Issue 2: Out of Memory Errors
Symptoms: Jobs fail with java.lang.OutOfMemoryError
Solution: Increase worker and executor memory:
environment:
- SPARK_WORKER_MEMORY=8g
And when submitting:
--executor-memory 4G --driver-memory 2G
Issue 3: Port Already in Use
Symptoms: Error starting userland proxy: bind: address already in use
Check what's using the port:
# Windows
netstat -ano | findstr :8080
# Linux/Mac
lsof -i :8080
Solution: Change port mapping:
ports:
- '8090:8080' # Use 8090 on host instead
Issue 4: Permission Denied on Mounted Volumes
Symptoms: Permission denied errors when reading/writing files
Solution: The Apache Spark Docker image runs as user spark (UID 185).
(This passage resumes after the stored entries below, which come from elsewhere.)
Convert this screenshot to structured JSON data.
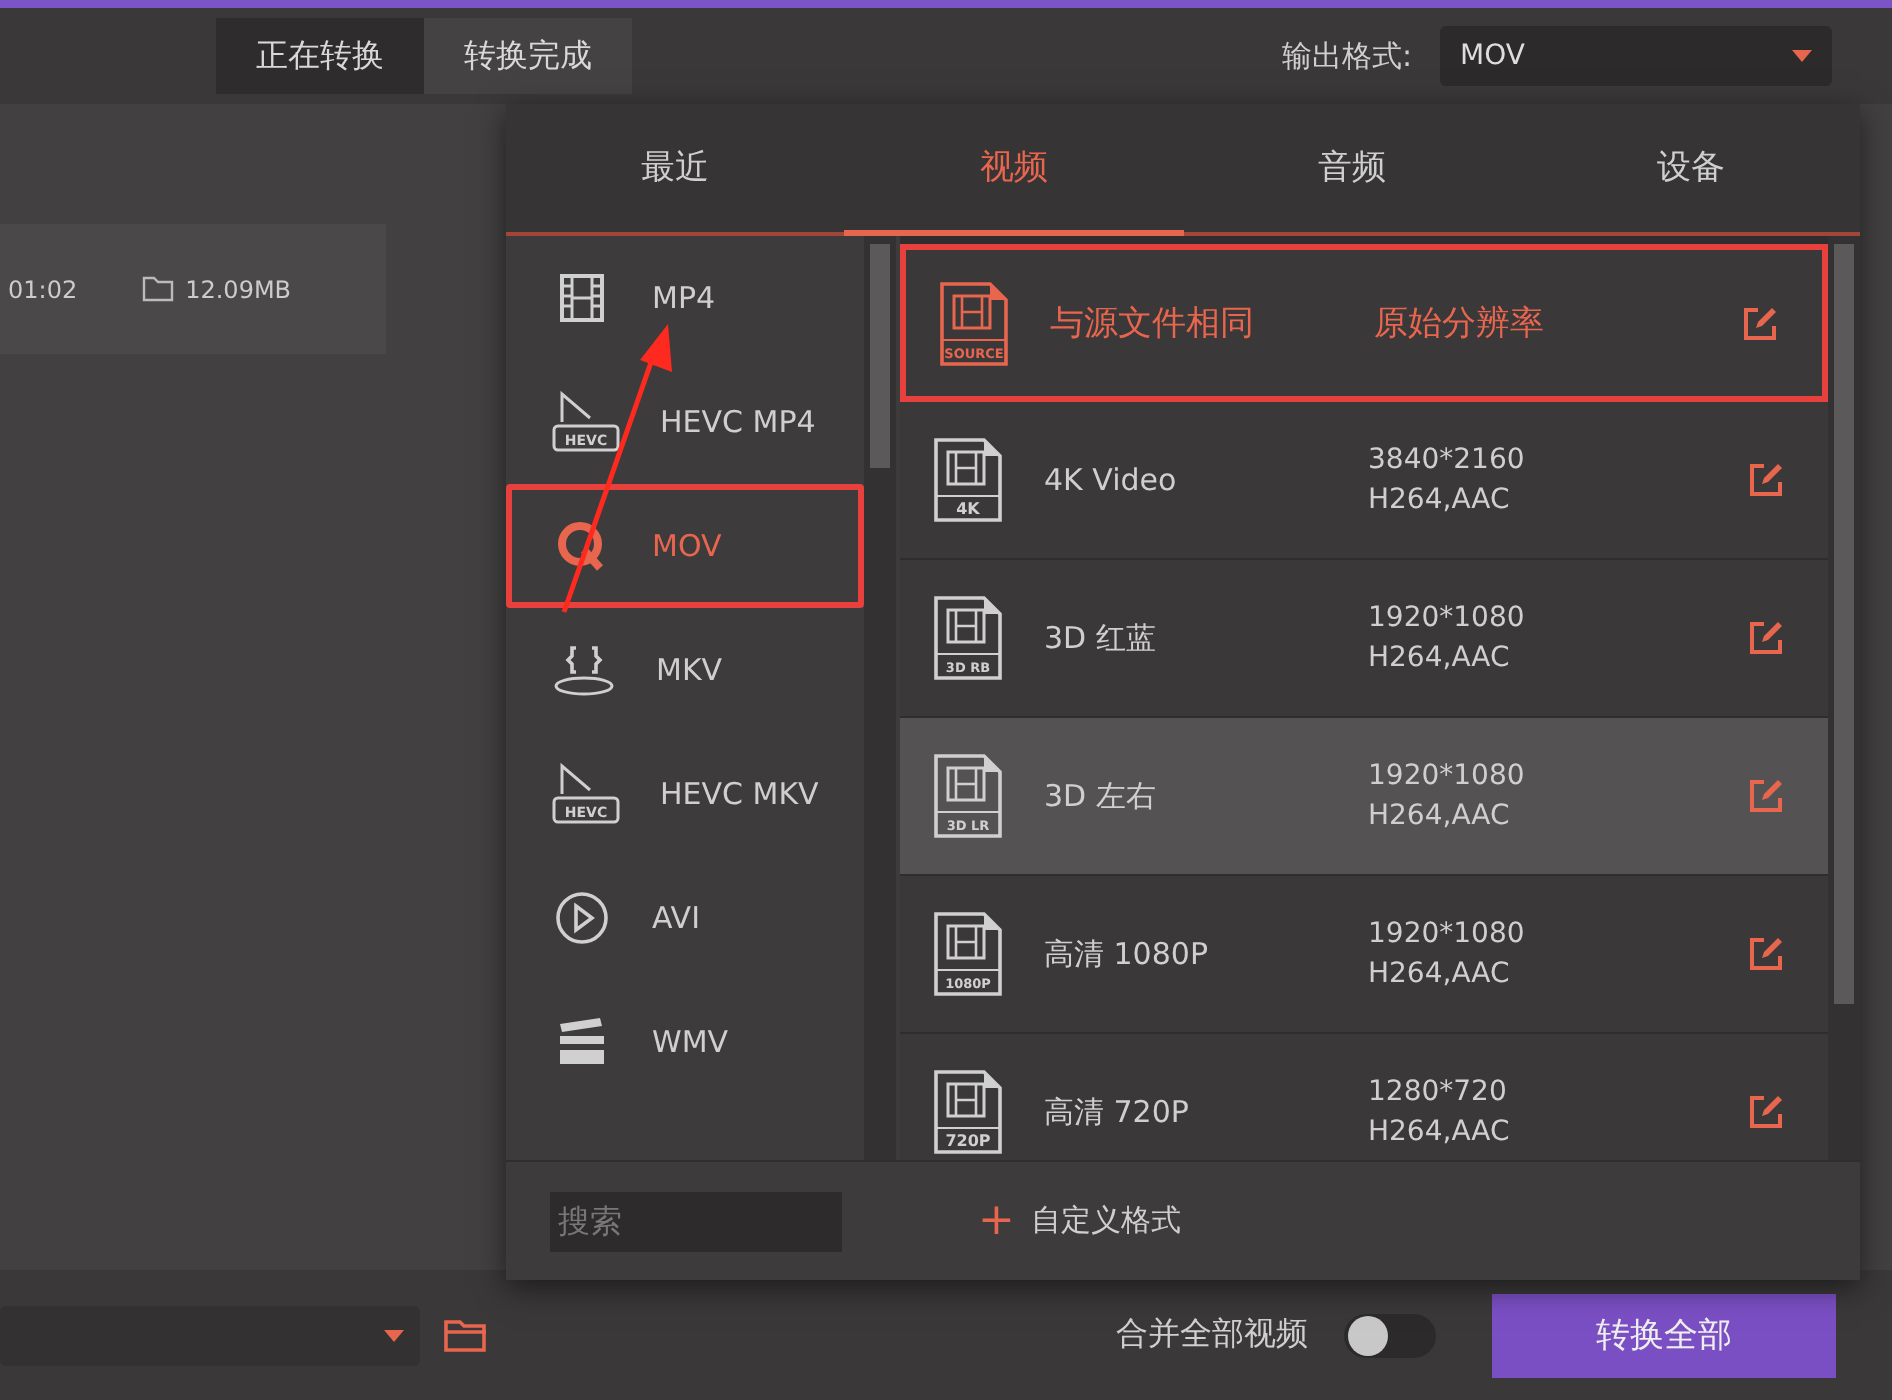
{
  "top_tabs": [
    {
      "label": "正在转换",
      "selected": true
    },
    {
      "label": "转换完成",
      "selected": false
    }
  ],
  "output_format": {
    "label": "输出格式:",
    "value": "MOV"
  },
  "file_row": {
    "duration": "01:02",
    "size": "12.09MB"
  },
  "popup": {
    "tabs": [
      {
        "label": "最近",
        "selected": false
      },
      {
        "label": "视频",
        "selected": true
      },
      {
        "label": "音频",
        "selected": false
      },
      {
        "label": "设备",
        "selected": false
      }
    ],
    "formats": [
      {
        "label": "MP4",
        "kind": "film",
        "selected": false,
        "annotated": false
      },
      {
        "label": "HEVC MP4",
        "kind": "hevc",
        "badge": "HEVC",
        "selected": false,
        "annotated": false
      },
      {
        "label": "MOV",
        "kind": "quicktime",
        "selected": true,
        "annotated": true
      },
      {
        "label": "MKV",
        "kind": "braces",
        "selected": false,
        "annotated": false
      },
      {
        "label": "HEVC MKV",
        "kind": "hevc",
        "badge": "HEVC",
        "selected": false,
        "annotated": false
      },
      {
        "label": "AVI",
        "kind": "play",
        "selected": false,
        "annotated": false
      },
      {
        "label": "WMV",
        "kind": "clapper",
        "selected": false,
        "annotated": false
      }
    ],
    "presets": [
      {
        "name": "与源文件相同",
        "badge": "SOURCE",
        "resolution": "原始分辨率",
        "selected": true,
        "hovered": false,
        "annotated": true
      },
      {
        "name": "4K Video",
        "badge": "4K",
        "resolution": "3840*2160",
        "codec": "H264,AAC",
        "selected": false,
        "hovered": false,
        "annotated": false
      },
      {
        "name": "3D 红蓝",
        "badge": "3D RB",
        "resolution": "1920*1080",
        "codec": "H264,AAC",
        "selected": false,
        "hovered": false,
        "annotated": false
      },
      {
        "name": "3D 左右",
        "badge": "3D LR",
        "resolution": "1920*1080",
        "codec": "H264,AAC",
        "selected": false,
        "hovered": true,
        "annotated": false
      },
      {
        "name": "高清 1080P",
        "badge": "1080P",
        "resolution": "1920*1080",
        "codec": "H264,AAC",
        "selected": false,
        "hovered": false,
        "annotated": false
      },
      {
        "name": "高清 720P",
        "badge": "720P",
        "resolution": "1280*720",
        "codec": "H264,AAC",
        "selected": false,
        "hovered": false,
        "annotated": false
      }
    ],
    "search": {
      "placeholder": "搜索"
    },
    "custom_format": {
      "icon": "+",
      "label": "自定义格式"
    }
  },
  "bottom": {
    "merge_label": "合并全部视频",
    "merge_on": false,
    "convert_all": "转换全部"
  }
}
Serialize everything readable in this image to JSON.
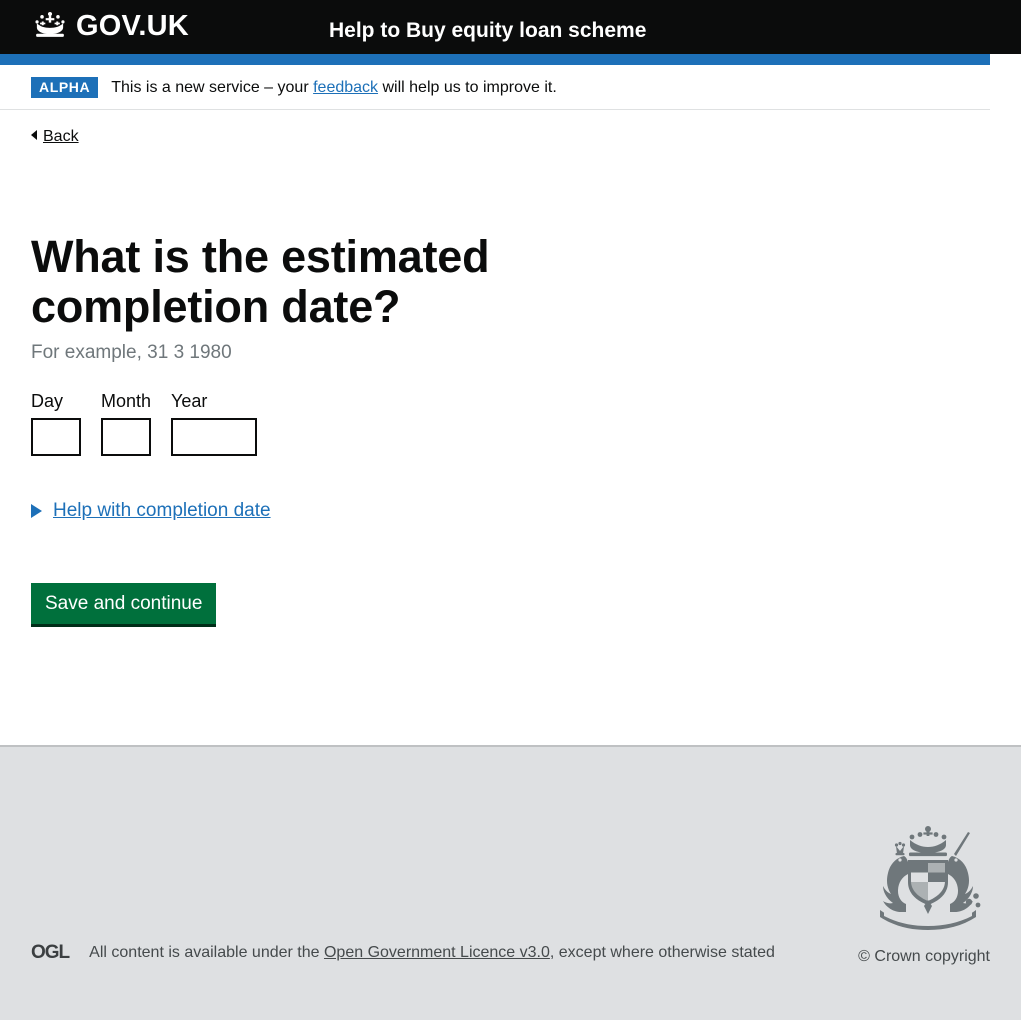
{
  "header": {
    "logo_text": "GOV.UK",
    "crown_icon": "crown-icon",
    "service_name": "Help to Buy equity loan scheme"
  },
  "phase_banner": {
    "tag": "ALPHA",
    "text_before": "This is a new service – your ",
    "link_label": "feedback",
    "text_after": " will help us to improve it."
  },
  "back_link": {
    "label": "Back",
    "icon": "chevron-left-icon"
  },
  "main": {
    "heading": "What is the estimated completion date?",
    "hint": "For example, 31 3 1980",
    "date_inputs": [
      {
        "label": "Day",
        "value": "",
        "width": "2"
      },
      {
        "label": "Month",
        "value": "",
        "width": "2"
      },
      {
        "label": "Year",
        "value": "",
        "width": "4"
      }
    ],
    "details_summary": "Help with completion date",
    "details_icon": "triangle-right-icon",
    "submit_label": "Save and continue"
  },
  "footer": {
    "ogl_logo": "OGL",
    "licence_before": "All content is available under the ",
    "licence_link": "Open Government Licence v3.0",
    "licence_after": ", except where otherwise stated",
    "crown_copyright": "© Crown copyright",
    "coat_of_arms_icon": "royal-coat-of-arms-icon"
  },
  "colors": {
    "header_black": "#0b0c0c",
    "govuk_blue": "#1d70b8",
    "button_green": "#00703c",
    "footer_grey": "#dee0e2",
    "hint_grey": "#6f777b"
  }
}
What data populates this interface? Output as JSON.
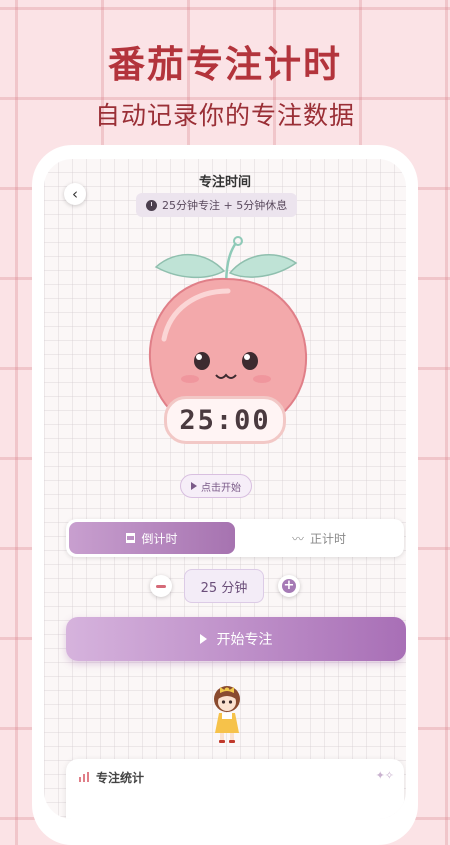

On Linux:
sudo chown -R 185:185 ./spark-apps ./spark-data ./spark-events
Or set appropriate permissions:
chmod -R 777 ./spark-apps ./spark-data ./spark-events
Issue 5: Cannot Connect to Database
Symptoms: No suitable driver found or connection timeout
Solutions:
- Ensure JDBC driver is in
/opt/spark/jarsdirectory - Verify containers are on the same network
- Use container hostname:
jdbc:postgresql://postgres-db:5432/ - Check database is ready:
docker logs postgres-db - Add
--jarsflag when submitting:--jars /opt/spark/jars/postgresql-42.7.1.jar
Issue 6: Container Exits Immediately
Symptoms: Spark containers stop right after starting
Solution: Apache Spark Docker images need SPARK_NO_DAEMONIZE=true to run in foreground:
environment:
- SPARK_NO_DAEMONIZE=true
Debugging Commands
View real-time logs:
docker logs -f spark-worker
Access container shell:
docker exec -it spark-master bash
Inspect container:
docker inspect spark-master
Test connectivity:
docker exec spark-worker curl spark-master:8080
Check resource usage:
docker stats
Advanced Spark Submit Options
Configuring Resources
docker exec -it spark-master /opt/spark/bin/spark-submit \
--master spark://spark-master:7077 \
--deploy-mode client \
--executor-memory 4G \
--executor-cores 2 \
--total-executor-cores 8 \
--driver-memory 2G \
--conf spark.sql.shuffle.partitions=100 \
--conf spark.default.parallelism=100 \
/opt/spark-apps/my_app.py
With Python Dependencies
docker exec -it spark-master /opt/spark/bin/spark-submit \
--master spark://spark-master:7077 \
--py-files /opt/spark-apps/dependencies.zip \
--packages org.apache.spark:spark-sql-kafka-0-10_2.12:3.5.0 \
/opt/spark-apps/streaming_app.py
With External JARs
docker exec -it spark-master /opt/spark/bin/spark-submit \
--master spark://spark-master:7077 \
--jars /opt/spark/jars/postgresql-42.7.1.jar,/opt/spark/jars/mysql-connector-java-8.0.30.jar \
--conf spark.executor.extraJavaOptions="-XX:+UseG1GC" \
/opt/spark-apps/etl_job.py
Connecting from External PySpark Applications
You can connect to your Docker Spark cluster from Python scripts running on your host machine.
Install PySpark Locally
pip install pyspark==3.5.0
Example External Connection
from pyspark.sql import SparkSession
# Connect to Docker Spark cluster
spark = SparkSession.builder \
.appName("ExternalApp") \
.master("spark://localhost:7077") \
.config("spark.executor.memory", "2g") \
.config("spark.executor.cores", "2") \
.config("spark.cores.max", "4") \
.getOrCreate()
# Your Spark code here
df = spark.createDataFrame([
(1, "Alice"),
(2, "Bob"),
(3, "Charlie")
], ["id", "name"])
df.show()
spark.stop()
Note: Ensure port 7077 is exposed in your docker-compose file.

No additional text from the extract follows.